For a bounded linear operator T, if $||Tx_o||<\epsilon$, then what can we say the norm of $Tx$ for $x \in$ the epsilon ball around $x_o$

I am not completely sure if this is correct, but I have seen that for a bounded linear operator T, if $||Tx_o||<\epsilon$, then the norm of $Tx$ for $x \in$ the $\epsilon$ ball around $x_o$ should be less than $2\epsilon$. I tried using linearity and the triangle inequality but coulnd't reach the conclusion. If x is in the $\epsilon$ ball around $x_o$, we can express it as $x_o + x_e$ where $x_e$ has norm less than $\epsilon$. However, the triangle inequality $||Tx||=||Tx_o+Tx_e||\leq||Tx_o||+||Tx_e||$ does not give us $2\epsilon$ because we still need to know the bound of the norm of $||Tx_e||$

Solution 1:

It is just not true.
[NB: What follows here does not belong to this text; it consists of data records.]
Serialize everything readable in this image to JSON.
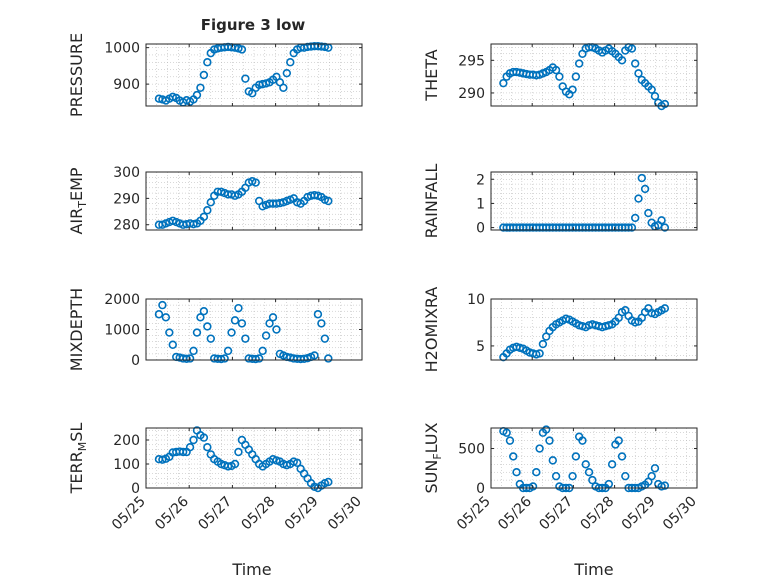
{
  "figure": {
    "title": "Figure 3 low",
    "marker_color": "#0072BD",
    "axis_color": "#262626",
    "grid_color": "#b0b0b0"
  },
  "x_axis": {
    "label": "Time",
    "ticks": [
      25,
      26,
      27,
      28,
      29,
      30
    ],
    "tick_labels": [
      "05/25",
      "05/26",
      "05/27",
      "05/28",
      "05/29",
      "05/30"
    ],
    "range": [
      25,
      30
    ]
  },
  "chart_data": [
    {
      "type": "scatter",
      "ylabel": "PRESSURE",
      "ylim": [
        840,
        1010
      ],
      "yticks": [
        900,
        1000
      ],
      "grid": true,
      "x": [
        25.3,
        25.38,
        25.46,
        25.54,
        25.62,
        25.7,
        25.78,
        25.86,
        25.94,
        26.02,
        26.1,
        26.18,
        26.26,
        26.34,
        26.42,
        26.5,
        26.58,
        26.66,
        26.74,
        26.82,
        26.9,
        26.98,
        27.06,
        27.14,
        27.22,
        27.3,
        27.38,
        27.46,
        27.54,
        27.62,
        27.7,
        27.78,
        27.86,
        27.94,
        28.02,
        28.1,
        28.18,
        28.26,
        28.34,
        28.42,
        28.5,
        28.58,
        28.66,
        28.74,
        28.82,
        28.9,
        28.98,
        29.06,
        29.14,
        29.22
      ],
      "y": [
        860,
        858,
        855,
        860,
        865,
        862,
        855,
        850,
        856,
        852,
        858,
        870,
        890,
        925,
        960,
        985,
        995,
        998,
        1000,
        1001,
        1002,
        1001,
        1000,
        998,
        995,
        915,
        880,
        875,
        890,
        898,
        900,
        902,
        905,
        912,
        920,
        905,
        890,
        930,
        960,
        985,
        995,
        1000,
        1000,
        1002,
        1003,
        1004,
        1004,
        1003,
        1002,
        1000
      ]
    },
    {
      "type": "scatter",
      "ylabel": "THETA",
      "ylim": [
        288,
        297.5
      ],
      "yticks": [
        290,
        295
      ],
      "grid": true,
      "x": [
        25.3,
        25.38,
        25.46,
        25.54,
        25.62,
        25.7,
        25.78,
        25.86,
        25.94,
        26.02,
        26.1,
        26.18,
        26.26,
        26.34,
        26.42,
        26.5,
        26.58,
        26.66,
        26.74,
        26.82,
        26.9,
        26.98,
        27.06,
        27.14,
        27.22,
        27.3,
        27.38,
        27.46,
        27.54,
        27.62,
        27.7,
        27.78,
        27.86,
        27.94,
        28.02,
        28.1,
        28.18,
        28.26,
        28.34,
        28.42,
        28.5,
        28.58,
        28.66,
        28.74,
        28.82,
        28.9,
        28.98,
        29.06,
        29.14,
        29.22
      ],
      "y": [
        291.5,
        292.5,
        293,
        293.2,
        293.2,
        293.1,
        293,
        292.9,
        292.8,
        292.8,
        292.7,
        292.8,
        293,
        293.2,
        293.5,
        293.9,
        293.5,
        292.5,
        291,
        290.2,
        289.8,
        290.5,
        292.5,
        294.5,
        296,
        296.8,
        297,
        297,
        296.8,
        296.5,
        296.2,
        296.5,
        296.8,
        296.4,
        296,
        295.5,
        295,
        296.5,
        297,
        296.8,
        294.5,
        293,
        292,
        291.5,
        291,
        290.5,
        289.5,
        288.5,
        288,
        288.3
      ]
    },
    {
      "type": "scatter",
      "ylabel": "AIR_TEMP",
      "ylim": [
        278,
        300
      ],
      "yticks": [
        280,
        290,
        300
      ],
      "grid": true,
      "x": [
        25.3,
        25.38,
        25.46,
        25.54,
        25.62,
        25.7,
        25.78,
        25.86,
        25.94,
        26.02,
        26.1,
        26.18,
        26.26,
        26.34,
        26.42,
        26.5,
        26.58,
        26.66,
        26.74,
        26.82,
        26.9,
        26.98,
        27.06,
        27.14,
        27.22,
        27.3,
        27.38,
        27.46,
        27.54,
        27.62,
        27.7,
        27.78,
        27.86,
        27.94,
        28.02,
        28.1,
        28.18,
        28.26,
        28.34,
        28.42,
        28.5,
        28.58,
        28.66,
        28.74,
        28.82,
        28.9,
        28.98,
        29.06,
        29.14,
        29.22
      ],
      "y": [
        280,
        280,
        280.5,
        281,
        281.5,
        281,
        280.5,
        280,
        280.2,
        280.5,
        280.2,
        280.5,
        281.5,
        283,
        285.5,
        288.5,
        291,
        292.5,
        292.5,
        292,
        291.5,
        291.5,
        291,
        291.5,
        292.5,
        294,
        296,
        296.5,
        296,
        289,
        287,
        287.5,
        288,
        288,
        288,
        288.2,
        288.5,
        289,
        289.5,
        290,
        288.5,
        288,
        289,
        290.5,
        291,
        291.2,
        291,
        290.5,
        289.5,
        289
      ]
    },
    {
      "type": "scatter",
      "ylabel": "RAINFALL",
      "ylim": [
        -0.1,
        2.3
      ],
      "yticks": [
        0,
        1,
        2
      ],
      "grid": true,
      "x": [
        25.3,
        25.38,
        25.46,
        25.54,
        25.62,
        25.7,
        25.78,
        25.86,
        25.94,
        26.02,
        26.1,
        26.18,
        26.26,
        26.34,
        26.42,
        26.5,
        26.58,
        26.66,
        26.74,
        26.82,
        26.9,
        26.98,
        27.06,
        27.14,
        27.22,
        27.3,
        27.38,
        27.46,
        27.54,
        27.62,
        27.7,
        27.78,
        27.86,
        27.94,
        28.02,
        28.1,
        28.18,
        28.26,
        28.34,
        28.42,
        28.5,
        28.58,
        28.66,
        28.74,
        28.82,
        28.9,
        28.98,
        29.06,
        29.14,
        29.22
      ],
      "y": [
        0,
        0,
        0,
        0,
        0,
        0,
        0,
        0,
        0,
        0,
        0,
        0,
        0,
        0,
        0,
        0,
        0,
        0,
        0,
        0,
        0,
        0,
        0,
        0,
        0,
        0,
        0,
        0,
        0,
        0,
        0,
        0,
        0,
        0,
        0,
        0,
        0,
        0,
        0,
        0,
        0.4,
        1.2,
        2.05,
        1.6,
        0.6,
        0.2,
        0.05,
        0.1,
        0.3,
        0
      ]
    },
    {
      "type": "scatter",
      "ylabel": "MIXDEPTH",
      "ylim": [
        0,
        2000
      ],
      "yticks": [
        0,
        1000,
        2000
      ],
      "grid": true,
      "x": [
        25.3,
        25.38,
        25.46,
        25.54,
        25.62,
        25.7,
        25.78,
        25.86,
        25.94,
        26.02,
        26.1,
        26.18,
        26.26,
        26.34,
        26.42,
        26.5,
        26.58,
        26.66,
        26.74,
        26.82,
        26.9,
        26.98,
        27.06,
        27.14,
        27.22,
        27.3,
        27.38,
        27.46,
        27.54,
        27.62,
        27.7,
        27.78,
        27.86,
        27.94,
        28.02,
        28.1,
        28.18,
        28.26,
        28.34,
        28.42,
        28.5,
        28.58,
        28.66,
        28.74,
        28.82,
        28.9,
        28.98,
        29.06,
        29.14,
        29.22
      ],
      "y": [
        1500,
        1800,
        1400,
        900,
        500,
        100,
        80,
        50,
        40,
        50,
        300,
        900,
        1400,
        1600,
        1100,
        700,
        50,
        40,
        30,
        50,
        300,
        900,
        1300,
        1700,
        1200,
        700,
        50,
        40,
        30,
        50,
        300,
        800,
        1200,
        1400,
        1000,
        200,
        150,
        100,
        80,
        50,
        40,
        30,
        40,
        60,
        100,
        150,
        1500,
        1200,
        700,
        50
      ]
    },
    {
      "type": "scatter",
      "ylabel": "H2OMIXRA",
      "ylim": [
        3.5,
        10
      ],
      "yticks": [
        5,
        10
      ],
      "grid": true,
      "x": [
        25.3,
        25.38,
        25.46,
        25.54,
        25.62,
        25.7,
        25.78,
        25.86,
        25.94,
        26.02,
        26.1,
        26.18,
        26.26,
        26.34,
        26.42,
        26.5,
        26.58,
        26.66,
        26.74,
        26.82,
        26.9,
        26.98,
        27.06,
        27.14,
        27.22,
        27.3,
        27.38,
        27.46,
        27.54,
        27.62,
        27.7,
        27.78,
        27.86,
        27.94,
        28.02,
        28.1,
        28.18,
        28.26,
        28.34,
        28.42,
        28.5,
        28.58,
        28.66,
        28.74,
        28.82,
        28.9,
        28.98,
        29.06,
        29.14,
        29.22
      ],
      "y": [
        3.8,
        4.2,
        4.6,
        4.8,
        4.9,
        4.8,
        4.7,
        4.5,
        4.3,
        4.2,
        4.1,
        4.2,
        5.2,
        6.0,
        6.6,
        7.0,
        7.3,
        7.5,
        7.7,
        7.9,
        7.8,
        7.6,
        7.4,
        7.2,
        7.1,
        7.0,
        7.2,
        7.3,
        7.2,
        7.1,
        7.0,
        7.1,
        7.2,
        7.3,
        7.6,
        8.0,
        8.6,
        8.8,
        8.2,
        7.7,
        7.5,
        7.6,
        8.0,
        8.6,
        9.0,
        8.5,
        8.4,
        8.6,
        8.8,
        9.0
      ]
    },
    {
      "type": "scatter",
      "ylabel": "TERR_MSL",
      "ylim": [
        0,
        250
      ],
      "yticks": [
        0,
        100,
        200
      ],
      "grid": true,
      "x": [
        25.3,
        25.38,
        25.46,
        25.54,
        25.62,
        25.7,
        25.78,
        25.86,
        25.94,
        26.02,
        26.1,
        26.18,
        26.26,
        26.34,
        26.42,
        26.5,
        26.58,
        26.66,
        26.74,
        26.82,
        26.9,
        26.98,
        27.06,
        27.14,
        27.22,
        27.3,
        27.38,
        27.46,
        27.54,
        27.62,
        27.7,
        27.78,
        27.86,
        27.94,
        28.02,
        28.1,
        28.18,
        28.26,
        28.34,
        28.42,
        28.5,
        28.58,
        28.66,
        28.74,
        28.82,
        28.9,
        28.98,
        29.06,
        29.14,
        29.22
      ],
      "y": [
        120,
        118,
        122,
        130,
        148,
        150,
        152,
        150,
        150,
        170,
        200,
        240,
        220,
        210,
        170,
        140,
        120,
        110,
        100,
        95,
        90,
        92,
        100,
        150,
        200,
        180,
        160,
        140,
        120,
        100,
        90,
        100,
        110,
        120,
        115,
        110,
        100,
        95,
        100,
        110,
        105,
        80,
        60,
        40,
        20,
        5,
        0,
        10,
        20,
        25
      ]
    },
    {
      "type": "scatter",
      "ylabel": "SUN_FLUX",
      "ylim": [
        0,
        760
      ],
      "yticks": [
        0,
        500
      ],
      "grid": true,
      "x": [
        25.3,
        25.38,
        25.46,
        25.54,
        25.62,
        25.7,
        25.78,
        25.86,
        25.94,
        26.02,
        26.1,
        26.18,
        26.26,
        26.34,
        26.42,
        26.5,
        26.58,
        26.66,
        26.74,
        26.82,
        26.9,
        26.98,
        27.06,
        27.14,
        27.22,
        27.3,
        27.38,
        27.46,
        27.54,
        27.62,
        27.7,
        27.78,
        27.86,
        27.94,
        28.02,
        28.1,
        28.18,
        28.26,
        28.34,
        28.42,
        28.5,
        28.58,
        28.66,
        28.74,
        28.82,
        28.9,
        28.98,
        29.06,
        29.14,
        29.22
      ],
      "y": [
        720,
        700,
        600,
        400,
        200,
        50,
        0,
        0,
        0,
        20,
        200,
        500,
        700,
        740,
        600,
        350,
        150,
        20,
        0,
        0,
        0,
        150,
        400,
        650,
        600,
        300,
        200,
        100,
        20,
        0,
        0,
        0,
        50,
        300,
        550,
        600,
        400,
        150,
        0,
        0,
        0,
        0,
        20,
        40,
        80,
        150,
        250,
        50,
        20,
        30
      ]
    }
  ]
}
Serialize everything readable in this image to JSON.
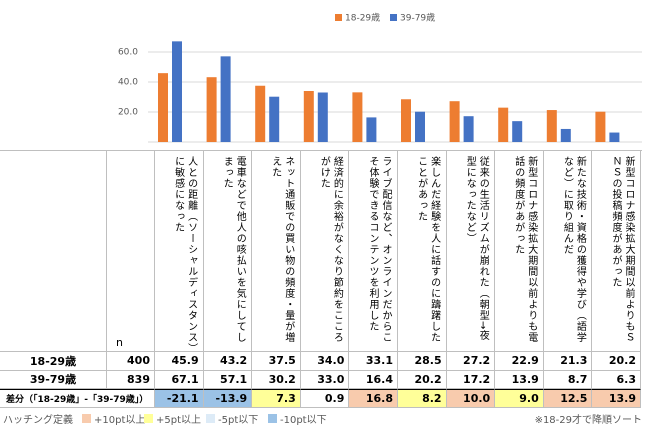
{
  "chart_data": {
    "type": "bar",
    "categories": [
      "人との距離（ソーシャルディスタンス）に敏感になった",
      "電車などで他人の咳払いを気にしてしまった",
      "ネット通販での買い物の頻度・量が増えた",
      "経済的に余裕がなくなり節約をこころがけた",
      "ライブ配信など、オンラインだからこそ体験できるコンテンツを利用した",
      "楽しんだ経験を人に話すのに躊躇したことがあった",
      "従来の生活リズムが崩れた（朝型→夜型になったなど）",
      "新型コロナ感染拡大期間以前よりも電話の頻度があがった",
      "新たな技術・資格の獲得や学び（語学など）に取り組んだ",
      "新型コロナ感染拡大期間以前よりもＳＮＳの投稿頻度があがった"
    ],
    "series": [
      {
        "name": "18-29歳",
        "color": "#ed7d31",
        "n": 400,
        "values": [
          45.9,
          43.2,
          37.5,
          34.0,
          33.1,
          28.5,
          27.2,
          22.9,
          21.3,
          20.2
        ],
        "value_labels": [
          "45.9",
          "43.2",
          "37.5",
          "34.0",
          "33.1",
          "28.5",
          "27.2",
          "22.9",
          "21.3",
          "20.2"
        ]
      },
      {
        "name": "39-79歳",
        "color": "#4472c4",
        "n": 839,
        "values": [
          67.1,
          57.1,
          30.2,
          33.0,
          16.4,
          20.2,
          17.2,
          13.9,
          8.7,
          6.3
        ],
        "value_labels": [
          "67.1",
          "57.1",
          "30.2",
          "33.0",
          "16.4",
          "20.2",
          "17.2",
          "13.9",
          "8.7",
          "6.3"
        ]
      }
    ],
    "ylim": [
      0,
      70
    ],
    "yticks": [
      {
        "value": 20,
        "label": "20.0"
      },
      {
        "value": 40,
        "label": "40.0"
      },
      {
        "value": 60,
        "label": "60.0"
      }
    ],
    "grid": true,
    "legend": "top",
    "n_label": "n",
    "diff": {
      "label": "差分（「18-29歳」-「39-79歳」）",
      "values": [
        -21.1,
        -13.9,
        7.3,
        0.9,
        16.8,
        8.2,
        10.0,
        9.0,
        12.5,
        13.9
      ],
      "value_labels": [
        "-21.1",
        "-13.9",
        "7.3",
        "0.9",
        "16.8",
        "8.2",
        "10.0",
        "9.0",
        "12.5",
        "13.9"
      ],
      "highlight": [
        3,
        3,
        1,
        null,
        0,
        1,
        0,
        1,
        0,
        0
      ]
    },
    "hatching": {
      "label": "ハッチング定義",
      "items": [
        {
          "label": "+10pt以上",
          "color": "#f8cbad"
        },
        {
          "label": "+5pt以上",
          "color": "#ffff99"
        },
        {
          "label": "-5pt以下",
          "color": "#ddebf7"
        },
        {
          "label": "-10pt以下",
          "color": "#9bc2e6"
        }
      ]
    },
    "note": "※18-29才で降順ソート"
  }
}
For example if $T: X\to X$, $T(x) = 2x$. Then $\|Tx_0\|<\epsilon$ implies that $\| x_0\| <\epsilon/2$, now $y_0=x_0+ 1.5 x_0$ is in the $\epsilon$-ball of $x_0$, since $$ \| y_0 - x_0\| = 1.5 \|x_0\| < 0.75 \epsilon.$$

But $\| T(y_0)\|= 2\|y_0\| = 5\|x_0\| <2.5 \epsilon$. That is, if $\|x_0\|$ is close to $\epsilon/2$, $\|y_0\|> 2\epsilon$.